Section of Cardiac Electrophysiology, Department of Medicine, Johns Hopkins University School of Medicine, Baltimore, MD 21287, USA.
Circ Arrhythm Electrophysiol. 2012 Oct;5(5):884-8. doi: 10.1161/CIRCEP.112.973776. Epub 2012 Aug 26.
The efficacy of cardiac resynchronization therapy (CRT) is associated with the amount of CRT pacing delivered. The specific causes of CRT pacing loss and their relative frequencies remain poorly defined.
CRT patients who transmitted device data from 2006 to 2011 were screened for inclusion. Device diagnostics were analyzed using an automated algorithm to categorize CRT loss into 10 different causes. The algorithm was validated against manual adjudications using a portion of the entire cohort. There were 80 768 patients analyzed with a median time of 594 (interquartile range, 294-1003) days from implant to time of analysis. In this cohort, 40.7% of patients had <98% pacing, and 11.5% of patients had <90% pacing. For patients with <98% pacing, device diagnostics explained 55.8% of pacing loss: 30.6% atrial tachycardia/atrial fibrillation; 16.6% premature ventricular contractions; and 8.6% captured as episodes with at least 10 consecutive beats of CRT loss (ventricular sensing episodes). Inappropriately programmed sensed and paced atrioventricular (AV) intervals (SAV/PAV) accounted for 34.5% of all ventricular sensing episodes. As the severity of CRT loss increased, the contribution of atrial tachycardia/atrial fibrillation and SAV/PAV to the loss increased. Atrial tachycardia/atrial fibrillation accounted for >50% and premature ventricular contractions accounted for <10% of CRT loss in those with <90% CRT pacing.

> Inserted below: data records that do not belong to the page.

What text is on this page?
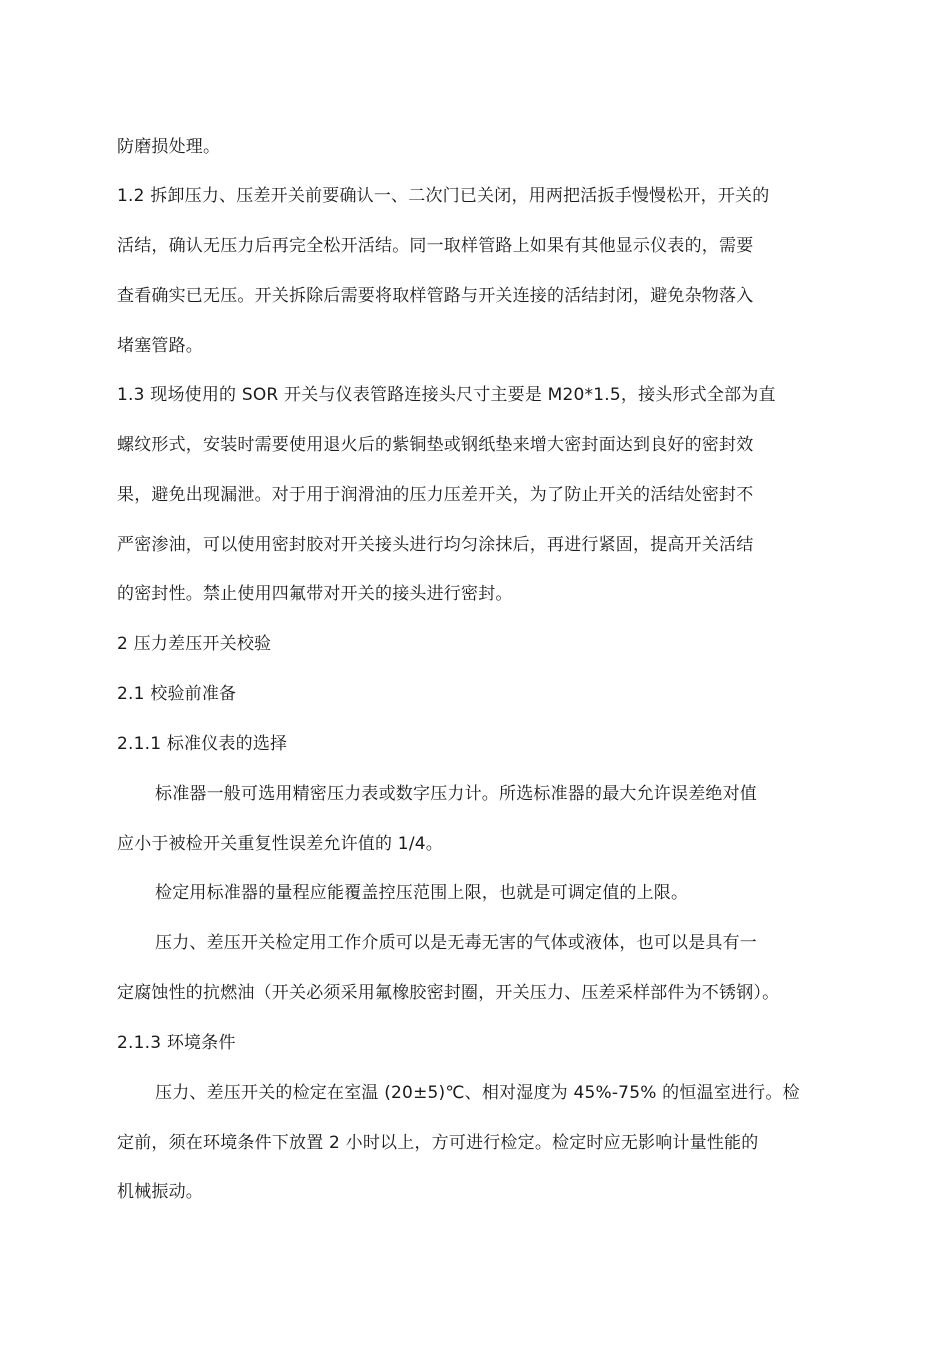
防磨损处理。
1.2 拆卸压力、压差开关前要确认一、二次门已关闭，用两把活扳手慢慢松开，开关的
活结，确认无压力后再完全松开活结。同一取样管路上如果有其他显示仪表的，需要
查看确实已无压。开关拆除后需要将取样管路与开关连接的活结封闭，避免杂物落入
堵塞管路。
1.3 现场使用的 SOR 开关与仪表管路连接头尺寸主要是 M20*1.5，接头形式全部为直
螺纹形式，安装时需要使用退火后的紫铜垫或钢纸垫来增大密封面达到良好的密封效
果，避免出现漏泄。对于用于润滑油的压力压差开关，为了防止开关的活结处密封不
严密渗油，可以使用密封胶对开关接头进行均匀涂抹后，再进行紧固，提高开关活结
的密封性。禁止使用四氟带对开关的接头进行密封。
2 压力差压开关校验
2.1 校验前准备
2.1.1 标准仪表的选择
标准器一般可选用精密压力表或数字压力计。所选标准器的最大允许误差绝对值
应小于被检开关重复性误差允许值的 1/4。
检定用标准器的量程应能覆盖控压范围上限，也就是可调定值的上限。
压力、差压开关检定用工作介质可以是无毒无害的气体或液体，也可以是具有一
定腐蚀性的抗燃油（开关必须采用氟橡胶密封圈，开关压力、压差采样部件为不锈钢）。
2.1.3 环境条件
压力、差压开关的检定在室温 (20±5)℃、相对湿度为 45%-75% 的恒温室进行。检
定前，须在环境条件下放置 2 小时以上，方可进行检定。检定时应无影响计量性能的
机械振动。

CRT pacing <98% was observed in 40.7% of patients. Among those with suboptimal pacing, atrial tachycardia/atrial fibrillation was the most common reason for CRT pacing loss. Inappropriately programmed SAV/PAV intervals was the most common reason for episodes of sustained loss of CRT pacing. This information can help in defining more effective treatments to improve CRT delivery.
心脏再同步治疗(CRT)的疗效与 CRT 起搏的输送量有关。导致 CRT 起搏丢失的具体原因及其相对频率仍未明确定义。
筛选了 2006 年至 2011 年期间传输设备数据的 CRT 患者,以将其纳入研究。使用自动算法分析设备诊断,将 CRT 丢失分为 10 种不同的原因。该算法通过对整个队列的一部分进行手动裁决进行了验证。共分析了 80768 例患者,从植入到分析时间的中位数为 594(四分位距,294-1003)天。在该队列中,有 40.7%的患者起搏率<98%,11.5%的患者起搏率<90%。对于起搏率<98%的患者,设备诊断解释了 55.8%的起搏丢失:30.6%的房性心动过速/心房颤动;16.6%的室性早搏;8.6%的起搏丢失(心室感知事件)为至少 10 次连续 CRT 丢失的事件。不适当程控的感知和起搏的房室(AV)间期(SAV/PAV)占所有心室感知事件的 34.5%。随着 CRT 丢失程度的增加,房性心动过速/心房颤动和 SAV/PAV 对丢失的贡献增加。在起搏率<90%的患者中,房性心动过速/心房颤动占 CRT 丢失的>50%,而室性早搏占<10%。
40.7%的患者观察到 CRT 起搏<98%。在起搏效果不佳的患者中,房性心动过速/心房颤动是 CRT 起搏丢失的最常见原因。不适当程控的 SAV/PAV 间期是持续丢失 CRT 起搏的最常见原因。这些信息有助于确定更有效的治疗方法,以提高 CRT 的输送。